As the COVID-19 pandemic continues to surge, booster shots have now become a method to help protect people who are vaccinated from the virus, the Centers for Disease Control and Prevention said Sept. 27. Those who have been fully vaccinated could be eligible according to a statement from the CDC.

The CDC Advisory Committee on Immunization Practices (ACIP) has recommended that those who are in certain populations get a booster shot. The CDC recommends those who are sixty-five years old and up that are in “long term care settings should receive a booster shot of Pfizer-BioNTech’s COVID-19 vaccine at least six months after their Pfizer-BioNTech primary series.”

It is also recommended that people between the ages of 50 and 64 who have underlying illnesses should receive a booster shot and people between the ages of 18 and 64 who are at a higher risk of “COVID-19 exposure and transmission because of occupational or institutional setting should receive a booster shot as well.”

The CDC says that the booster shot will help strengthen the protection against the Delta variant which has become the dominant strain in the United States.

As booster shots become a way to protect those already fully vaccinated, children under the age of 12 are still not eligible to receive a vaccine.

Earlier in September the FDA released a statement explaining the ongoing process for having a safe vaccine for younger children.
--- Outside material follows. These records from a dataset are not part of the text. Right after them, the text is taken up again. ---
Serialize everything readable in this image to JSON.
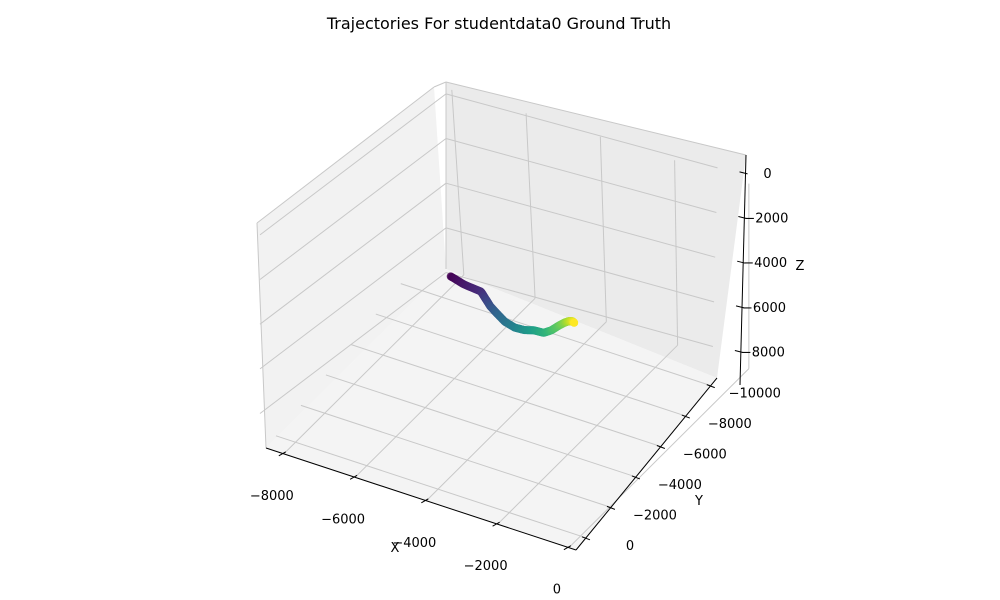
{
  "chart_data": {
    "type": "scatter",
    "projection": "3d",
    "title": "Trajectories For studentdata0 Ground Truth",
    "xlabel": "X",
    "ylabel": "Y",
    "zlabel": "Z",
    "xlim": [
      -8500,
      200
    ],
    "ylim": [
      -10500,
      800
    ],
    "zlim": [
      -9500,
      800
    ],
    "x_ticks": [
      -8000,
      -6000,
      -4000,
      -2000,
      0
    ],
    "y_ticks": [
      0,
      -2000,
      -4000,
      -6000,
      -8000,
      -10000
    ],
    "z_ticks": [
      0,
      -2000,
      -4000,
      -6000,
      -8000
    ],
    "x_tick_labels": [
      "−8000",
      "−6000",
      "−4000",
      "−2000",
      "0"
    ],
    "y_tick_labels": [
      "0",
      "−2000",
      "−4000",
      "−6000",
      "−8000",
      "−10000"
    ],
    "z_tick_labels": [
      "0",
      "−2000",
      "−4000",
      "−6000",
      "−8000"
    ],
    "colormap": "viridis",
    "color_start": "#440154",
    "color_end": "#fde725",
    "grid": true,
    "pane_color": "#f2f2f2",
    "series": [
      {
        "points": [
          {
            "x": -8000,
            "y": -9700,
            "z": -9000
          },
          {
            "x": -7300,
            "y": -9000,
            "z": -8500
          },
          {
            "x": -6500,
            "y": -8300,
            "z": -7900
          },
          {
            "x": -6000,
            "y": -7500,
            "z": -7400
          },
          {
            "x": -5500,
            "y": -6700,
            "z": -6900
          },
          {
            "x": -5000,
            "y": -6000,
            "z": -6450
          },
          {
            "x": -4400,
            "y": -5200,
            "z": -5950
          },
          {
            "x": -3800,
            "y": -4500,
            "z": -5400
          },
          {
            "x": -3200,
            "y": -3800,
            "z": -4700
          },
          {
            "x": -2600,
            "y": -3100,
            "z": -3900
          },
          {
            "x": -2000,
            "y": -2400,
            "z": -3200
          },
          {
            "x": -1500,
            "y": -1800,
            "z": -2400
          },
          {
            "x": -1000,
            "y": -1200,
            "z": -1500
          },
          {
            "x": -600,
            "y": -700,
            "z": -800
          },
          {
            "x": -300,
            "y": -300,
            "z": -300
          },
          {
            "x": -100,
            "y": -100,
            "z": -50
          },
          {
            "x": 0,
            "y": 0,
            "z": 0
          }
        ]
      }
    ]
  }
}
The FDA stated that “manufacturers have reported that the necessary clinical trials involving children as participants are currently underway.” Some manufacturers are enrolling and administering doses to participants and the continuation of the process is expected to have a two-month follow-up period.

Continuing this process, manufacturers need to analyze the data to ensure its safety to then move forward to make sure it meets regulatory standards.

Making vaccines for children differs from making ones for adults and the way the clinical trials are conducted differs in-part as well because of the differences in dosage and formulation strength.

The FDA urges anyone who interacts with younger children to get “vaccinated, wear masks, and follow other recommended precautions so that we can protect those who cannot yet protect themselves through vaccination.”